Due maestre e la preside della scuola elementare di Milano 3 sono indagate per il caso scoppiato a Basiglio a marzo, quando due bimbi erano stati tolti ai genitori perché la più grande dei due, 9 anni, era stata ritenuta autrice di un disegno osè che la ritraeva con il fratello. Secondo l'accusa, le tre insegnanti avrebbero omesso di dire ai giudici del Tribunale per i minorenni che l'autore del disegno era un'altra bimba.
A riportare l'iscrizione delle maestre e della preside sul registro degli indagati è il Corriere della Sera, che spiega come gli avvisi di garanzia siano stati inviati all'inizio della settimana. Angelo De Riso, avvocato della dirigente, spiega che la sua assistita "si dichiara innocente. Appena venuta a conoscenza dei fatti, li ha immediatamente riferiti così come li aveva raccolti. Auspichiamo in una richiesta di archiviazione per assoluta estraneità alla vicenda".
Le
tre, intanto, restano indagate, racconta il quotidiano di via
Solferino, "per non aver detto la verità, per aver dato una versione
dei fatti che non coincide con quello che realmente e' accaduto. I due
fratellini di Basiglio non c'entravano nulla con quel disegno osè che
li ha costretti a stare lontano da casa per oltre due mesi, separati
dai genitori, additati da un'intera comunità. I giochi erotici tra i
due non ci sono mai stati. Lo conferma la perizia del Tribunale per i
minorenni, depositata la scorsa settimana".
Tutto era iniziato
il 14 marzo, quando la preside aveva inviato al Comune di Basiglio una
segnalazione urgente, basata sulla denuncia di una maestra, in cui
indicava G. (9 anni) quale autrice di una vignetta osè che la ritraeva
con il fratello. La sera stessa i due bambini erano stati prelevati da
casa e portati in due alloggi protetti perché accusati di fare giochi
erotici tra di loro, e i genitori non avevano potuto avere più contatti
con i figli per un mese.
Poi, il 15 aprile, il Tribunale aveva
confermato l'allontanamento dei ragazzini, e i genitori avevano deciso
di procedere per vie legali affidando il caso all'avvocato Antonello
Martinez, il quale era riuscito a far tornare a casa i due bambini il
22 maggio. In seguito il legale aveva presentato una denuncia penale e
civile e un esposto alla procura della Corte dei Conti.
Da: http://www.tgcom.mediaset.it/cronaca/articoli/articolo413851.shtml, 16.05.2008
Disegni hard, bimbi tornano a casa
Milano,fratelli furono dati in affido
Tornano a casa i due bambini, fratello e sorella, tolti dai servizi sociali ai genitori dopo che sotto il banco di uno dei due era stato un trovato un disegno che poteva evocare rapporti di tipo sessuale tra loro. Lo ha reso noto il legale dei due piccoli, Antonello Martinez. La sorellina dovrebbe tornare con i genitori in serata, il fratello giovedì. I bimbi, di Basiglio (Milano), furono affidati a comunità protette il 14 marzo.
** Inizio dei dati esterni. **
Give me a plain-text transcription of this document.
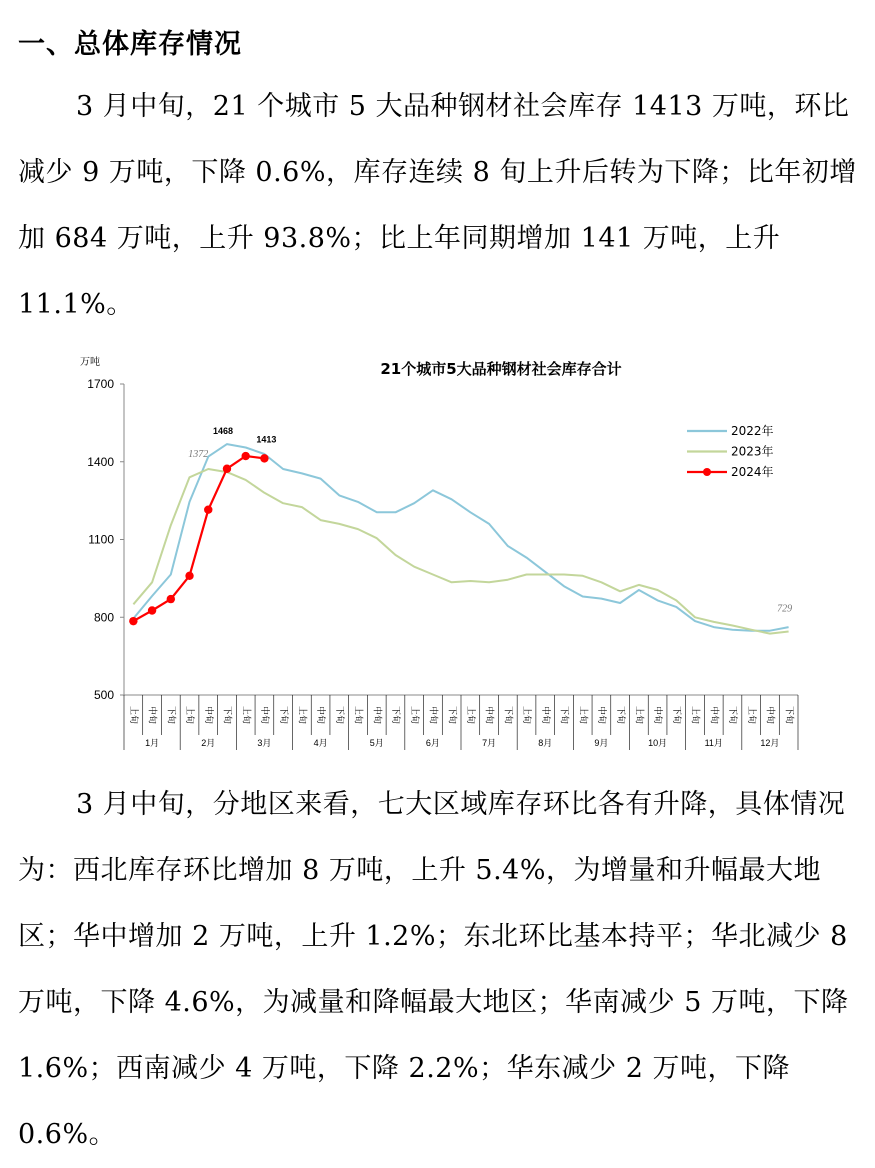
一、总体库存情况
3 月中旬，21 个城市 5 大品种钢材社会库存 1413 万吨，环比减少 9 万吨，下降 0.6%，库存连续 8 旬上升后转为下降；比年初增加 684 万吨，上升 93.8%；比上年同期增加 141 万吨，上升 11.1%。
21个城市5大品种钢材社会库存合计
万吨
500
800
1100
1400
1700
上旬 中旬 下旬 上旬 中旬 下旬 上旬 中旬 下旬 上旬 中旬 下旬 上旬 中旬 下旬 上旬 中旬 下旬 上旬 中旬 下旬 上旬 中旬 下旬 上旬 中旬 下旬 上旬 中旬 下旬 上旬 中旬 下旬 上旬 中旬 下旬
1月	2月	3月	4月	5月	6月	7月	8月	9月	10月	11月	12月
1468
1372
1413
729
2022年
2023年
2024年
3 月中旬，分地区来看，七大区域库存环比各有升降，具体情况为：西北库存环比增加 8 万吨，上升 5.4%，为增量和升幅最大地区；华中增加 2 万吨，上升 1.2%；东北环比基本持平；华北减少 8 万吨，下降 4.6%，为减量和降幅最大地区；华南减少 5 万吨，下降 1.6%；西南减少 4 万吨，下降 2.2%；华东减少 2 万吨，下降 0.6%。
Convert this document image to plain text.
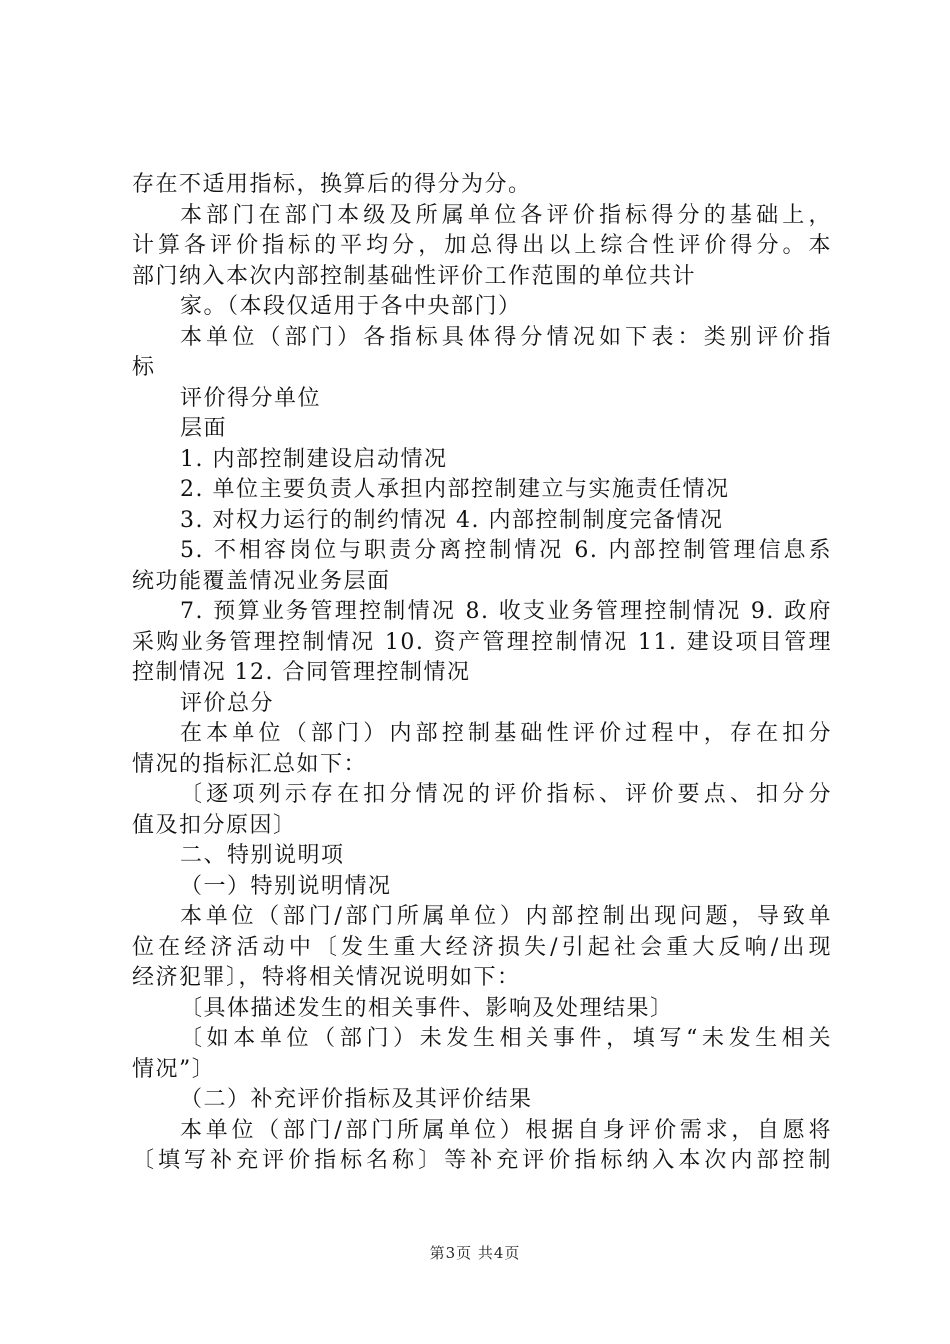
存在不适用指标，换算后的得分为分。
本部门在部门本级及所属单位各评价指标得分的基础上，
计算各评价指标的平均分，加总得出以上综合性评价得分。本
部门纳入本次内部控制基础性评价工作范围的单位共计
家。（本段仅适用于各中央部门）
本单位（部门）各指标具体得分情况如下表：类别评价指
标
评价得分单位
层面
1. 内部控制建设启动情况
2. 单位主要负责人承担内部控制建立与实施责任情况
3. 对权力运行的制约情况 4. 内部控制制度完备情况
5. 不相容岗位与职责分离控制情况 6. 内部控制管理信息系
统功能覆盖情况业务层面
7. 预算业务管理控制情况 8. 收支业务管理控制情况 9. 政府
采购业务管理控制情况 10. 资产管理控制情况 11. 建设项目管理
控制情况 12. 合同管理控制情况
评价总分
在本单位（部门）内部控制基础性评价过程中，存在扣分
情况的指标汇总如下：
〔逐项列示存在扣分情况的评价指标、评价要点、扣分分
值及扣分原因〕
二、特别说明项
（一）特别说明情况
本单位（部门/部门所属单位）内部控制出现问题，导致单
位在经济活动中〔发生重大经济损失/引起社会重大反响/出现
经济犯罪〕，特将相关情况说明如下：
〔具体描述发生的相关事件、影响及处理结果〕
〔如本单位（部门）未发生相关事件，填写“未发生相关
情况”〕
（二）补充评价指标及其评价结果
本单位（部门/部门所属单位）根据自身评价需求，自愿将
〔填写补充评价指标名称〕等补充评价指标纳入本次内部控制
第3页 共4页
"Con il rientro a casa dei due bimbi è finalmente finito
un brutto incubo durato 62 giorni che, a me personalmente, sono
sembrati interminabili", ha detto il legale. "L'unico ed esclusivo
obiettivo che ci eravamo prefissati quel triste 14 marzo scorso è stato
raggiunto - ha ribadito l'avvocato - e, quindi, da oggi, senza avere
più le mani legate e l'ossessiva pressione di sapere le due creature
innocenti ingiustamente chiuse in due istituti lontano dai loro
genitori, ci si deve necessariamente concentrare sui passi da
effettuare in sede civile e penale, affinché chi ha delle
responsabilità, di qualunque natura esse siano, in questa drammatica
vicenda renda conto alla Giustizia ed all'opinione pubblica cosicché
casi come questo non si debbano più ripetere".
Il legale ha
voluto ringraziare tutti coloro che lo hanno aiutato in questi giorni,
dal gruppo di mamme di Basiglio, che si sono organizzate in comitati
per sollecitare il ritorno a casa dei bimbi, agli uomini politici che,
a prescindere dal colore politico di appartenenza, hanno interpretato
con saggezza e lungimiranza il ruolo di chi si pone al servizio della
collettività.
Unica riserva il legale l'ha espressa per il
sindaco di Basiglio, Flavio Cirillo "uomo del quale non ho condiviso un
solo gesto sia umano che istituzionale". Martinez ha inoltre
ringraziato i periti di parte, Guizzardi e Casonato, il pediatra
Benozzi, i media e "la nostra meravigliosa Italia che attraverso il
popolo dei blog e a tantissime persone che con telegrammi, telefonate,
fax e quant'altro mi hanno dato costanti segnali di solidarieta".